OREANDA-NEWS. Limited capital issuance could put pressure on U.S. equity REIT liquidity in the coming months, according to Fitch Ratings.

The meaningful decline follows a year of strong REIT liquidity and record capital issuance in 2015. The median liquidity coverage ratio for select U.S. equity REITs is 1.8x for the Jan. 1, 2016 -- Dec. 31, 2017 period with coverage improving year-over-year for all major property types, except industrial.

Bond market pricing proved volatile while with the majority of REIT common shares traded at a discount to NAV. This resulted in many REITs turning to bank capital in the form of unsecured term loans and revolving credit facilities as alternate sources of capital. These conditions have persisted into 2016.

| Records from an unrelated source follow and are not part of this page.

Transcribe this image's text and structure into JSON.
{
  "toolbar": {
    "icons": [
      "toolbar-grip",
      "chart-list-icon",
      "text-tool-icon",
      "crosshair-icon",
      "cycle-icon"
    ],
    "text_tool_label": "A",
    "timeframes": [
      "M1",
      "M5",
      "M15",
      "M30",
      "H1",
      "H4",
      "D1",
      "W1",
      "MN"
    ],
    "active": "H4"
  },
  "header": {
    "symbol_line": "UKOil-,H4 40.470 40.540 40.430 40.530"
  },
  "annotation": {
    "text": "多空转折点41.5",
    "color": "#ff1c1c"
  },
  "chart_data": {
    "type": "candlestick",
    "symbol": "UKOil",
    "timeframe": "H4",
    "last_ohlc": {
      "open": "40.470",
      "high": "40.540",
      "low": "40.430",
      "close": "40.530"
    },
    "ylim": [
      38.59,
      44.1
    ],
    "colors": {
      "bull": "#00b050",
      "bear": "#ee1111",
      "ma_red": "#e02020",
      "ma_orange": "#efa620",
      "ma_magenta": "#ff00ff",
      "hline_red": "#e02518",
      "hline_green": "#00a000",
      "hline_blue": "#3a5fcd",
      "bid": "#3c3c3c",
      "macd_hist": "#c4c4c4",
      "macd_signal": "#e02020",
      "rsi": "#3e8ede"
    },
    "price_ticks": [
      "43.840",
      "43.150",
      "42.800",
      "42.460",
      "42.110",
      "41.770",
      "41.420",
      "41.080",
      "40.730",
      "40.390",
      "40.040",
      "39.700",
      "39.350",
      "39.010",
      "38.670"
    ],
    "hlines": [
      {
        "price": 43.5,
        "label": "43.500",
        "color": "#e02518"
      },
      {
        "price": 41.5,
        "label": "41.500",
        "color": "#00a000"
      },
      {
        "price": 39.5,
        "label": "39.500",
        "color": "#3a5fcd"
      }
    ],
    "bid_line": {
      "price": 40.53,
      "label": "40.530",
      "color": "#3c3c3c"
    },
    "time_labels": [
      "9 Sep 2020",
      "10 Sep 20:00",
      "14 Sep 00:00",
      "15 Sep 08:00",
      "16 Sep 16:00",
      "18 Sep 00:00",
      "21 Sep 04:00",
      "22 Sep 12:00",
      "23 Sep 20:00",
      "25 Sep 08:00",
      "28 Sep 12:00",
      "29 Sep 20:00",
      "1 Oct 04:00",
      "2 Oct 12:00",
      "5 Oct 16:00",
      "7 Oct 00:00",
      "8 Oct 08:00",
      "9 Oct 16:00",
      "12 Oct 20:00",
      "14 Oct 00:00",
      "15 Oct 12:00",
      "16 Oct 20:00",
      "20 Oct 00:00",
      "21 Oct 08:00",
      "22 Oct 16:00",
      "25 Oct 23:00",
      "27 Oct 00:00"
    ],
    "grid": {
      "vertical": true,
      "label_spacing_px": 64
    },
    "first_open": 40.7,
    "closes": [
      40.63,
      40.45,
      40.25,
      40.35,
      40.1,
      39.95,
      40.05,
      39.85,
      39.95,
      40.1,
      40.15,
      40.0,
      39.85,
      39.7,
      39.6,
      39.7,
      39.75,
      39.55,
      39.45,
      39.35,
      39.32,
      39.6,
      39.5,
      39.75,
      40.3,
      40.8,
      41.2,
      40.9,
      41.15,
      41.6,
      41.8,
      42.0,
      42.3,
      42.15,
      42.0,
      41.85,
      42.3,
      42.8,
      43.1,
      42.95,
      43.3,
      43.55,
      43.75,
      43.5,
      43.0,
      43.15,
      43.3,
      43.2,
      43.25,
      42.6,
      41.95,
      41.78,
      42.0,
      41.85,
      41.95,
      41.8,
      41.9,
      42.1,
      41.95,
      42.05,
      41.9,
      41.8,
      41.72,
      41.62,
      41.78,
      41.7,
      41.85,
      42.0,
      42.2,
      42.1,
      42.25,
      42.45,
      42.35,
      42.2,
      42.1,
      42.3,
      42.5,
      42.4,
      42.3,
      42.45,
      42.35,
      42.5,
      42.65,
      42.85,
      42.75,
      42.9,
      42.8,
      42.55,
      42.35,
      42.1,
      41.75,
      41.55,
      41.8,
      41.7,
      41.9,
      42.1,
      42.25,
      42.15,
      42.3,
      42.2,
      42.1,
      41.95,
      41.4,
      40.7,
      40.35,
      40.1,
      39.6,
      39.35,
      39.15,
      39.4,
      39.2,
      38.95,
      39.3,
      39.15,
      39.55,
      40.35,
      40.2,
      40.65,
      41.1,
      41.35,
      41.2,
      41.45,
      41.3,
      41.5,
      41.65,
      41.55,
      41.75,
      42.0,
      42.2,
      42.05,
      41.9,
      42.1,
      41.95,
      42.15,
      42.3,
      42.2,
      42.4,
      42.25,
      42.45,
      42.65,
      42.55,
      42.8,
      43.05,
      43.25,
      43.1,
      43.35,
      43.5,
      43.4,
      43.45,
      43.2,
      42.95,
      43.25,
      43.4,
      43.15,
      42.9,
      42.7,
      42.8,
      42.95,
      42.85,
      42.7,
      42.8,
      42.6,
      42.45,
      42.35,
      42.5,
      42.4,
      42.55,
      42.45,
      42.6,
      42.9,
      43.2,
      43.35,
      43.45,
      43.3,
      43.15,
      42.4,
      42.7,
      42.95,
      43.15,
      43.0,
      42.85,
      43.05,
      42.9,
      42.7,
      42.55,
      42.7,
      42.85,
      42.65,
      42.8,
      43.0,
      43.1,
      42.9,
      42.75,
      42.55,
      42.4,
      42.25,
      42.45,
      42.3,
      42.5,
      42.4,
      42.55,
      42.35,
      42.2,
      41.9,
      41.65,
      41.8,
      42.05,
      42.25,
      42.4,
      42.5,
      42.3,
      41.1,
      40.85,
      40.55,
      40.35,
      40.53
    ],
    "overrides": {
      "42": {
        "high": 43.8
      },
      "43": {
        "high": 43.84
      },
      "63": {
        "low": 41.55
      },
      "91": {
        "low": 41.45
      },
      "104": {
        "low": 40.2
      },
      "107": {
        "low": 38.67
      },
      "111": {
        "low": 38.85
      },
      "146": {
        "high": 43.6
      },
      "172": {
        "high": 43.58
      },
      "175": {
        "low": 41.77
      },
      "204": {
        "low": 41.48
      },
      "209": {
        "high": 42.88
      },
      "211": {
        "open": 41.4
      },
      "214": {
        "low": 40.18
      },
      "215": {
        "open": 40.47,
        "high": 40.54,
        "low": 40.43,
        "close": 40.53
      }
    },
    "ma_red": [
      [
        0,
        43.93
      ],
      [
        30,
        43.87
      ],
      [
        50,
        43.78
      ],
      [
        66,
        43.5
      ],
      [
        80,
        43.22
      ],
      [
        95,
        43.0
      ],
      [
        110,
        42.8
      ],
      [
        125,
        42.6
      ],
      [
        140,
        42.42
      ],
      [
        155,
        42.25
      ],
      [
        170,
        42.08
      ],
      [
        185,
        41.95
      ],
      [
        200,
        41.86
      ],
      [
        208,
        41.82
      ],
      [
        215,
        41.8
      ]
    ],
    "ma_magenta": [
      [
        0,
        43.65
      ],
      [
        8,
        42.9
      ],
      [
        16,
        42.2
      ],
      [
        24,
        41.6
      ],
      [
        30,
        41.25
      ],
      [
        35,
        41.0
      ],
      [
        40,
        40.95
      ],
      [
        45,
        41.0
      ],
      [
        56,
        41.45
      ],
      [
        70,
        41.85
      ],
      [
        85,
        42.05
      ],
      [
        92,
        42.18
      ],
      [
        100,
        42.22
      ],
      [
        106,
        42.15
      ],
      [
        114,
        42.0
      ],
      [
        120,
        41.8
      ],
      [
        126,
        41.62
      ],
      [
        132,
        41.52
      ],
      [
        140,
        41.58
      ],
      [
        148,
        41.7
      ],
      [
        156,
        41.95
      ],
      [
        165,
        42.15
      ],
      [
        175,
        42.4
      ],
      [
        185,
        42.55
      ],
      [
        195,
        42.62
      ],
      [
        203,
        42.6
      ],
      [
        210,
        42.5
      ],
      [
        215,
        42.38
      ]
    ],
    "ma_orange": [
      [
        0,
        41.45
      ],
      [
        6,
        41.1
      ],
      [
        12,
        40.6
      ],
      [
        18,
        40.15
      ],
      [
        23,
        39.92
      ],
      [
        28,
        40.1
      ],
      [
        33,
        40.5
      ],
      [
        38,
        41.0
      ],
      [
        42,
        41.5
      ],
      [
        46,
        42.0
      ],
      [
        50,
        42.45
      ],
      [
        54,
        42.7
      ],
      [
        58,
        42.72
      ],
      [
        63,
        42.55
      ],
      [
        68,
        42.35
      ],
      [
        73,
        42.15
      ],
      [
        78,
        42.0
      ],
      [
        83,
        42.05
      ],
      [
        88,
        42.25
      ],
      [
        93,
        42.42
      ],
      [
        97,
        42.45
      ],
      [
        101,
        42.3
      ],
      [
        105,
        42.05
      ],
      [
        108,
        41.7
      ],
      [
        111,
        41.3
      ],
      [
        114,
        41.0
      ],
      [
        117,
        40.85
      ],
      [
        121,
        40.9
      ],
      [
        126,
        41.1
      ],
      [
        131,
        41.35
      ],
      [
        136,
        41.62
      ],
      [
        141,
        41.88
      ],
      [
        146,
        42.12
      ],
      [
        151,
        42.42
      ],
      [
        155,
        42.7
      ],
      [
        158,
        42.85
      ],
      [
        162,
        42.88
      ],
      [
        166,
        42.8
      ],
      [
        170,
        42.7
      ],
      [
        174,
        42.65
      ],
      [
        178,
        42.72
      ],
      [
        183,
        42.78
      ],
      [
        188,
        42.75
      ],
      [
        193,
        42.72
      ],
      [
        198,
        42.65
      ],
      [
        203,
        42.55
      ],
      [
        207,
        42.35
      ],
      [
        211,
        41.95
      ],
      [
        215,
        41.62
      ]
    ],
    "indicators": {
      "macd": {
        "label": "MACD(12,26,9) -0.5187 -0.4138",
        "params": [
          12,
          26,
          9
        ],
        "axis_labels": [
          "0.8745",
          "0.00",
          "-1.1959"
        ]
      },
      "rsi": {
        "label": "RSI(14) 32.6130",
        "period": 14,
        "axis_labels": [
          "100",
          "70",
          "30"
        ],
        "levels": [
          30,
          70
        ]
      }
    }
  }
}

Many REITs are still having difficulty selling their common equity at a cost-efficient level and risk premiums have widened significantly for REIT bonds at the onset of 2016 in response to macroeconomic uncertainty. Additionally, REIT-specific concerns such as the accounting-related senior management change at Brixmor Property Group and tenant concerns influencing healthcare REITs have only exacerbated the issue.

Foreign demand for U.S. commercial real estate will become more impactful driven in part by the 2015 changes to FIRPTA. This demand should provide REITs another source of buyers as dispositions continue to be a meaningful component of capital recycling and liquidity management in the midst of current debt and equity capital market conditions.